Quel est le vers qui précède le v. 13 ? Est-ce le v. 6 ou le v. 12 ?
Le fr. 115.9-12 est cité par Plutarque (De Iside), par Hippolyte (avec quelques modifications, Refutatio, VII, 29, 19), par Eusèbe de Césarée (Préparation évangélique, Livre 5, chapt. 5, section 2). Eusèbe recopie Plutarque ; puisque son témoignage n'apporte rien de nouveau, nous nous dispenserons de l'étudier. Chez Plutarque, la suite de la citation laisse entrevoir la sortie de l'exil. Chez Hippolyte, la suite de la citation entrevoit l'action de Philia pour enlever les âmes hors du Multiple. Aucun des deux cas n'est suivi du fr. 115.13. Ce vers 13 nous informe du fait qu'Empédocle est un exilé et un errant ; il ne suggère pas la sortie de l'exil et de l'errance. Ainsi, les données factuelles des sources (Plutarque et Hippolyte) ne peuvent pas justifier la présence du v. 13 après le v. 12 dans la reconstitution de Stein suivie par Diels.
Pour mémoire, dans le De Iside :
ἄλλος δ' ἐξ ἄλλου δέχεται, στυγέουσι δὲ πάντες, fr. 115.12
ἄχρι οὗ κολασθέντες οὕτω καὶ καθαρθέντες αὖθις τὴν κατὰ φύσιν χώραν καὶ τάξιν ἀπολάβωσι.
Tous se les renvoient, et ils ne trouvent partout que haine,
cela jusqu’au moment où, ainsi châtiés et purifiés, ils retrouvent leur place et leur rang naturels.
Et dans la Réfutation (VII, 29.21.3-9) :
ἄλλος <δ'> ἐξ ἄλλου δέχεται, στυγέουσι δὲ πάντες. fr. 115.12
Μισουμένας οὖν τὰς ψυχὰς καὶ βασανιζομένας καὶ κολαζομένας ἐν
τῷδε τῷ κόσμῳ κατὰ τὸν Ἐμπεδοκλέα συνάγει ἡ φιλία, ἀγαθή τις
οὖσα καὶ κατοικτείρουσα τὸν στεναγμὸν αὐτῶν καὶ τὴν ἄτακτον καὶ
πονηρὰν «τοῦ νείκους τοῦ μαινομένου» κατασκευήν, καὶ ἐξάγειν <αὐτὰς>
κατ' ὀλίγον ἐκ τοῦ κόσμου καὶ προσοικειοῦν τῷ ἑνὶ σπεύδουσα, καὶ
κοπιῶσα, ὅπως τὰ πάντα εἰς τὴν ἑνότητα καταντήσῃ ὑπ' αὐτῆς ἀγόμενα.

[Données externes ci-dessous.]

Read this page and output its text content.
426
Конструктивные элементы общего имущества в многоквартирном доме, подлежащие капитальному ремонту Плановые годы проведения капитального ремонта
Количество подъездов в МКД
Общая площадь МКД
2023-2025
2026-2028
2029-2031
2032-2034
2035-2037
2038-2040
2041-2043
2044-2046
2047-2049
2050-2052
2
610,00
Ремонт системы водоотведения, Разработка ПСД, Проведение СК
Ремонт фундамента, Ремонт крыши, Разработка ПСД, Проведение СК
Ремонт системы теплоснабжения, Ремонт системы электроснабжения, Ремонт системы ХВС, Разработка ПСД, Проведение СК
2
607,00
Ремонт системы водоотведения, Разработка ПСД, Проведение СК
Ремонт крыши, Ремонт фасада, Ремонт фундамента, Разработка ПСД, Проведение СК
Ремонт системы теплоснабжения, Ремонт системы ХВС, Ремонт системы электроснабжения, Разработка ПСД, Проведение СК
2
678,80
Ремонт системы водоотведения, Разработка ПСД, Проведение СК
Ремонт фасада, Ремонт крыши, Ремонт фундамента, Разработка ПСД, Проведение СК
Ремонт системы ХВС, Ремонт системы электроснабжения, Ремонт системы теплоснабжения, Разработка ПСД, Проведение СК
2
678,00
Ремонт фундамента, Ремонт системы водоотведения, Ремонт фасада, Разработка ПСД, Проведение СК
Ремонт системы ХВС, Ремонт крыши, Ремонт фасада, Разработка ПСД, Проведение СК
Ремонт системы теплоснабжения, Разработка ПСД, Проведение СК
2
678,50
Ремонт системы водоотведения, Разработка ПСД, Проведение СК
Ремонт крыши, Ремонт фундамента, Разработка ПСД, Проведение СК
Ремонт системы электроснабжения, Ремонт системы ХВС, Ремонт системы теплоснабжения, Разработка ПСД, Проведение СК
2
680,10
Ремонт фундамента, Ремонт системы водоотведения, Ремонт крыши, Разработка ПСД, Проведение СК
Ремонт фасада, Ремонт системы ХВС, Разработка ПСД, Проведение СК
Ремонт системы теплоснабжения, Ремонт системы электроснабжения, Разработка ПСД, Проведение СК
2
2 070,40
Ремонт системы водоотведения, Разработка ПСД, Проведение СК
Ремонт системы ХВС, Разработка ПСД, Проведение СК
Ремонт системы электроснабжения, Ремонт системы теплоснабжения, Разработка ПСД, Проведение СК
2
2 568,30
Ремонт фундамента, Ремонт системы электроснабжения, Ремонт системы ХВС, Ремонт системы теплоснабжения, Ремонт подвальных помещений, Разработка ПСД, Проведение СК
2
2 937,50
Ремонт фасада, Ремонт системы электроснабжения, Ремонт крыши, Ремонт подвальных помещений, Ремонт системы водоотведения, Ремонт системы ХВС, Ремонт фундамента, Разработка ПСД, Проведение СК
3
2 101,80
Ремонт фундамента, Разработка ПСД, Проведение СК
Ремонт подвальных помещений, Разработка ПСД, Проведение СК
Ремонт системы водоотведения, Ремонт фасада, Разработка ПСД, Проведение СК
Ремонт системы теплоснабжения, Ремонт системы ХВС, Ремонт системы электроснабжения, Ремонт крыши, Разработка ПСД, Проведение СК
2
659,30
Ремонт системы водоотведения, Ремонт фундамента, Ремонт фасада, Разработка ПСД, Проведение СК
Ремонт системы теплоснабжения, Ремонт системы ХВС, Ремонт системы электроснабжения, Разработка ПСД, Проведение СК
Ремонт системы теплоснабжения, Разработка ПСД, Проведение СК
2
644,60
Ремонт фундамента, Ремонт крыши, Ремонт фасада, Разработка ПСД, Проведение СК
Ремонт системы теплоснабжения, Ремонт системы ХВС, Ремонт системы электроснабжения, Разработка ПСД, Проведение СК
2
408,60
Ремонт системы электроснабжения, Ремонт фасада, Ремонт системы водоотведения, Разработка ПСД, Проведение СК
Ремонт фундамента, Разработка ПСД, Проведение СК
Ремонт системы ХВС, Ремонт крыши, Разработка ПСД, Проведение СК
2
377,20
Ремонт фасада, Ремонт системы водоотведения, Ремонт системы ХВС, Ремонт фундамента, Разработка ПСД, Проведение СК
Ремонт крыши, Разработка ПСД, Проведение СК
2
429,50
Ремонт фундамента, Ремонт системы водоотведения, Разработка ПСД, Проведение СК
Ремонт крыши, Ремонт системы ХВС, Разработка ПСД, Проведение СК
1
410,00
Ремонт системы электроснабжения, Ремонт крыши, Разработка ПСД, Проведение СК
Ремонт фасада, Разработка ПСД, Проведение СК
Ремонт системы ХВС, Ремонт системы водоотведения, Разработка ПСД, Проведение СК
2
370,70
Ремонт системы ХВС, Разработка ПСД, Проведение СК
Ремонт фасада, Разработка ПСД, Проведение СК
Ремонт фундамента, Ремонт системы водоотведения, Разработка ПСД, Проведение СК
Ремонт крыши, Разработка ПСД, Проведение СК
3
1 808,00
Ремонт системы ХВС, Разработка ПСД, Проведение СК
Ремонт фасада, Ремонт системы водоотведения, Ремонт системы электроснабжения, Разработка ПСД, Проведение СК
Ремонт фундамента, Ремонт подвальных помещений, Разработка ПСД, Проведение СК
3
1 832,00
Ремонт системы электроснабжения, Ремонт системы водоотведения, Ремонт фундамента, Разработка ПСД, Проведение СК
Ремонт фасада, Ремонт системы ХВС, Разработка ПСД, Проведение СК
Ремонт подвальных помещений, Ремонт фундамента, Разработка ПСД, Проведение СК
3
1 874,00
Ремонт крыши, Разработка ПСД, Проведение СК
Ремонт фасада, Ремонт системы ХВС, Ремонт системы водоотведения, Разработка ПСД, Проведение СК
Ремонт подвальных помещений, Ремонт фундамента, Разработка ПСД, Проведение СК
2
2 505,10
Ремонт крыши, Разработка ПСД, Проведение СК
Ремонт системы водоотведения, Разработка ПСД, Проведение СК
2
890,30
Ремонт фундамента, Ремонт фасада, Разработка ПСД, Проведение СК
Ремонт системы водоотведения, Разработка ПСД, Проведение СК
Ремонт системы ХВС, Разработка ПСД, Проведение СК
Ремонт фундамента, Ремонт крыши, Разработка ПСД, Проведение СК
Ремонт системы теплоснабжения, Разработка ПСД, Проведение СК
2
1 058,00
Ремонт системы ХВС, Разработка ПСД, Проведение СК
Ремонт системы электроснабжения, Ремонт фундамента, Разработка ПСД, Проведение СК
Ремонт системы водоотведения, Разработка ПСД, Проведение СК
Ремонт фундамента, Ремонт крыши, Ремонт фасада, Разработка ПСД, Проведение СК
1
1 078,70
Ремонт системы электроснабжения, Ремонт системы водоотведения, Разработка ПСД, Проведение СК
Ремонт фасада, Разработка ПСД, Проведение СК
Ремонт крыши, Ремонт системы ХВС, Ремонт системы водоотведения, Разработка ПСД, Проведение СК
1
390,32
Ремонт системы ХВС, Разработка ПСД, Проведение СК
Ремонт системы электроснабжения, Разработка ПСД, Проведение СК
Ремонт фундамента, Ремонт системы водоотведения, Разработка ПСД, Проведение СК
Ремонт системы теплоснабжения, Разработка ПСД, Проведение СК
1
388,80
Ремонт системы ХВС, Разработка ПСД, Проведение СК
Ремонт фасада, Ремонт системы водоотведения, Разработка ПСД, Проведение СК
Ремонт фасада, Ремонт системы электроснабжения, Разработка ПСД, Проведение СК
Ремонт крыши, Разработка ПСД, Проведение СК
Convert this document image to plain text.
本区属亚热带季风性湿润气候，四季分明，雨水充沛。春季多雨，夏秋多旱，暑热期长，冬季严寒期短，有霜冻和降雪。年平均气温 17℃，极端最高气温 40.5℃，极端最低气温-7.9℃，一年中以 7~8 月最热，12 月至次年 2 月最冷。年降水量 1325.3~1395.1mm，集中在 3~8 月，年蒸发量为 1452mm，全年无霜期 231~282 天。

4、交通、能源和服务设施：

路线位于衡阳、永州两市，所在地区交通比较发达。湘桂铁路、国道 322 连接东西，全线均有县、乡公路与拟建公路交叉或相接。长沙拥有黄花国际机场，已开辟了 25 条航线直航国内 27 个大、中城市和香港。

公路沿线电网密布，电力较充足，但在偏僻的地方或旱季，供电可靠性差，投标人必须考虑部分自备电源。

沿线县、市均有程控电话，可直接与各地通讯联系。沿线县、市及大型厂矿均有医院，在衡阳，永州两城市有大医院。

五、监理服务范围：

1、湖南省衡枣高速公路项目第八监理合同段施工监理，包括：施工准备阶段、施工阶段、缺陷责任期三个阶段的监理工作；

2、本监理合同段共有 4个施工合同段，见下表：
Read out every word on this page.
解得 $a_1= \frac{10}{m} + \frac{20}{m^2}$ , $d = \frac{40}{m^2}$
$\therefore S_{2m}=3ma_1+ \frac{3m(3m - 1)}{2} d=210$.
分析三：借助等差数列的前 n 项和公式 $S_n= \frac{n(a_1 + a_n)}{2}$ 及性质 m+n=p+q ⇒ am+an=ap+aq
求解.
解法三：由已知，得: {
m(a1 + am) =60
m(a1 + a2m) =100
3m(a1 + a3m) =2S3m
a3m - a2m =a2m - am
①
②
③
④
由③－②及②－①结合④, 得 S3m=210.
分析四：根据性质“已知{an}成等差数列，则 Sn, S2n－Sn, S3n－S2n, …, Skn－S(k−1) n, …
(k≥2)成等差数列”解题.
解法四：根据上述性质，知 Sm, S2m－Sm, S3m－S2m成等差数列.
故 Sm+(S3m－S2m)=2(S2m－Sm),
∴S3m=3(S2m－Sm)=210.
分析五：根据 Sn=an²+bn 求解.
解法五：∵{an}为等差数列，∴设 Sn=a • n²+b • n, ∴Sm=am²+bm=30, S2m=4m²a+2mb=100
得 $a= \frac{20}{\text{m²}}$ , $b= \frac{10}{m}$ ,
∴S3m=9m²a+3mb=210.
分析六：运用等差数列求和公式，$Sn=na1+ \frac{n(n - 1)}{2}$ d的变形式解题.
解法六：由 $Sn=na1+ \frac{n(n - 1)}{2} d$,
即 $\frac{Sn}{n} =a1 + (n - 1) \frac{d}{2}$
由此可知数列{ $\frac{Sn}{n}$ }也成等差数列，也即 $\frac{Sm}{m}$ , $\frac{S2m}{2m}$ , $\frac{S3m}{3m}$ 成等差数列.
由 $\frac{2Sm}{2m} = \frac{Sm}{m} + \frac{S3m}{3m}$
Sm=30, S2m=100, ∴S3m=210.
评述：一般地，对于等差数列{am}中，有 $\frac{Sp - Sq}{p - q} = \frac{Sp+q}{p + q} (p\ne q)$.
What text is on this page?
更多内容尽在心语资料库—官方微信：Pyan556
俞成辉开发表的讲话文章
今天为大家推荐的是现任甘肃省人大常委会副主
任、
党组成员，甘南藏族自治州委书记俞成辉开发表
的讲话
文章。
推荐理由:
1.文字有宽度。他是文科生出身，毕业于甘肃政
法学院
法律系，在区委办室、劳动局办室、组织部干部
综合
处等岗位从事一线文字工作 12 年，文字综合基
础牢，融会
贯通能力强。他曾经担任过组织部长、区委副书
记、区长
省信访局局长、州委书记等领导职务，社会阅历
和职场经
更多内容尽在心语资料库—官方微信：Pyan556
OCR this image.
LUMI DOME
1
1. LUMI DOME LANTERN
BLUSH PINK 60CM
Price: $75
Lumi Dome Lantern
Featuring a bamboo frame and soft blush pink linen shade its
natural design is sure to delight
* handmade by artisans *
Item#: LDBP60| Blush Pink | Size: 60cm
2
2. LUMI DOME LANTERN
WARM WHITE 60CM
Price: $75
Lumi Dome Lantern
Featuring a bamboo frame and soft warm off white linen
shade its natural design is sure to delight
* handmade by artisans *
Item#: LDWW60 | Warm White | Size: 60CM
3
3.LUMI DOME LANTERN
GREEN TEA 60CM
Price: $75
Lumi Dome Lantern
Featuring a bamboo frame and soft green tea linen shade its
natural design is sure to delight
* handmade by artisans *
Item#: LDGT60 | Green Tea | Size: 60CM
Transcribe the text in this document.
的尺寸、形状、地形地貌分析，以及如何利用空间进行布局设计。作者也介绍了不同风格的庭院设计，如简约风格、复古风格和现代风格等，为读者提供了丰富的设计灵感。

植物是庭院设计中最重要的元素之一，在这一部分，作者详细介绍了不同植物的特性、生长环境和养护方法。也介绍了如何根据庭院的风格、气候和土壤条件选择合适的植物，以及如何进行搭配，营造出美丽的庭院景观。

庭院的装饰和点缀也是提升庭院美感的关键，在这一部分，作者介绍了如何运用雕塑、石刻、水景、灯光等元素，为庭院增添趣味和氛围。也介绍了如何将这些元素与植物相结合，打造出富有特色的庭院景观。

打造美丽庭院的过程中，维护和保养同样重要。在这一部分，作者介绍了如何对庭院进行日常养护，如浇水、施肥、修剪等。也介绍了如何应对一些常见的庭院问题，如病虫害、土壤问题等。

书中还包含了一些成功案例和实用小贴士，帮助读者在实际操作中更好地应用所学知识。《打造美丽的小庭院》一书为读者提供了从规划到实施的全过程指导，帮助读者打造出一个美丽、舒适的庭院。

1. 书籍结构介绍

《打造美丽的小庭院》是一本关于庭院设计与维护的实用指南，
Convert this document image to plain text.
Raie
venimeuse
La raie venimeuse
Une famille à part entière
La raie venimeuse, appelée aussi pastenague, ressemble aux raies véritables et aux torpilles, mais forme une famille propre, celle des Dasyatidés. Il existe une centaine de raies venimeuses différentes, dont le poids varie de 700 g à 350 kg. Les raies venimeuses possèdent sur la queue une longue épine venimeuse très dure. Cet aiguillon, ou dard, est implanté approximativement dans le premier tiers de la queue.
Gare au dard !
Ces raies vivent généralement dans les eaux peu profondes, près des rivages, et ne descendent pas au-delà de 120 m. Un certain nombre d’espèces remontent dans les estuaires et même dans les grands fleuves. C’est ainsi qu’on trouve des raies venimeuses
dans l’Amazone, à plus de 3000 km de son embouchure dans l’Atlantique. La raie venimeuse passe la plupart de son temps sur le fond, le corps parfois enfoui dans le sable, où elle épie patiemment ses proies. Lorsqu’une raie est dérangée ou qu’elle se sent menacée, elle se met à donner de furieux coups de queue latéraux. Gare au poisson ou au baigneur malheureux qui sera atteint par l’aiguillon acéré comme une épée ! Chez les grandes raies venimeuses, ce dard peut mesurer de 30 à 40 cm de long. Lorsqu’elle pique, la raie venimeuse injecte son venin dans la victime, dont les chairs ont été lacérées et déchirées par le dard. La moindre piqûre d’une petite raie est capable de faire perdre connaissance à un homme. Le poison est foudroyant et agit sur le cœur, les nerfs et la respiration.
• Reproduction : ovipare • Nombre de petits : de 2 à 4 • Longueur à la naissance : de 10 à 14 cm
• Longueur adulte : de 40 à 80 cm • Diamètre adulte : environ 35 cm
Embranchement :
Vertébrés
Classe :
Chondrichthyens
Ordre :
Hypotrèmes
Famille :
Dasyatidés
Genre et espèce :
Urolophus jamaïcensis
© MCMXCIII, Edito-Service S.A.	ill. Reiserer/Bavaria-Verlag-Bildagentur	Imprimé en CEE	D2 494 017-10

Pourquoi Stein a-t-il placé le v. 13 après le vers 12, alors que les sources n'apportaient aucun indice qu'il en soit ainsi ? Tout commence avec la première insertion d'un vers trouvé chez Origène dans la citation faite dans le De exilio. En clair : alors que Sturz en 1805 avait rapporté simplement les 5 vers cités dans le De exilio, où les vers 6 et 13 se suivent directement [1], Karsten a jugé bon en 1838 d'insérer entre le vers 6 et 13 le vers 7 apporté par Origène[2]. Il ne fournit pas d'explication.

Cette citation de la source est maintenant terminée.